Внизу угадывались контуры гор, среди которых ярко вспыхивал проблесковый сигнальный маяк на крыше вездехода. Прожектора посадочного аппарата резали мрак, скользя бледными пятнами по вершинам гор.

— Пять тысяч метров…

Корабль снижался по плавной дуге.

— Турбулентность возрастает… Сильный боковой ветер… Проходим слой подвижных воздушных масс.

Вспышки дополнительных дюз коррекции осветили горный ландшафт. Дикие отвесные скалы, с которыми не могла справиться слабая эрозия, проплывали мимо, со всех сторон обступая снижающийся корабль, словно хотели навек сомкнуться вокруг него…
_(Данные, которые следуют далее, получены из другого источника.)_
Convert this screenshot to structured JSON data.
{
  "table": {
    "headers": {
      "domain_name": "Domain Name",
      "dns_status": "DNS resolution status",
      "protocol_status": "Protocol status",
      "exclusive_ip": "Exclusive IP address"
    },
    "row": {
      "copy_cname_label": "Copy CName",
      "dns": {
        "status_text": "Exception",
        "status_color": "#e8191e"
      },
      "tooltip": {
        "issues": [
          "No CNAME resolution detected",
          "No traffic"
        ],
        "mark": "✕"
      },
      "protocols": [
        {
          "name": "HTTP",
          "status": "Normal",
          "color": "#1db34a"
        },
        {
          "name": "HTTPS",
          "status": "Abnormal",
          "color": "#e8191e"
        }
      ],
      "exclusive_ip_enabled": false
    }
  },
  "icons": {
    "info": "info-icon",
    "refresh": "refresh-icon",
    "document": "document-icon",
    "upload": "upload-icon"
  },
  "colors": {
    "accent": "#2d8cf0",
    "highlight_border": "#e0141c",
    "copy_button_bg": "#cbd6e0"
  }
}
— Девятьсот метров… Пятьсот…

— Курт, приготовься. Подведи машину ближе… тут могут оказаться еще какие-нибудь реликты!..

* * *

Вездеход, застывший на краю долины, тронулся с места, спеша к снижающемуся кораблю. Тупоносая бронированная машина выкатилась на край горного плато, к центру которого опускался посадочный модуль. Столбы голубого пламени истончились и побледнели, корабль слегка покачивало на стремительно истекавших реактивных струях. Из плоского днища спускаемого аппарата выдвинулись телескопические посадочные опоры.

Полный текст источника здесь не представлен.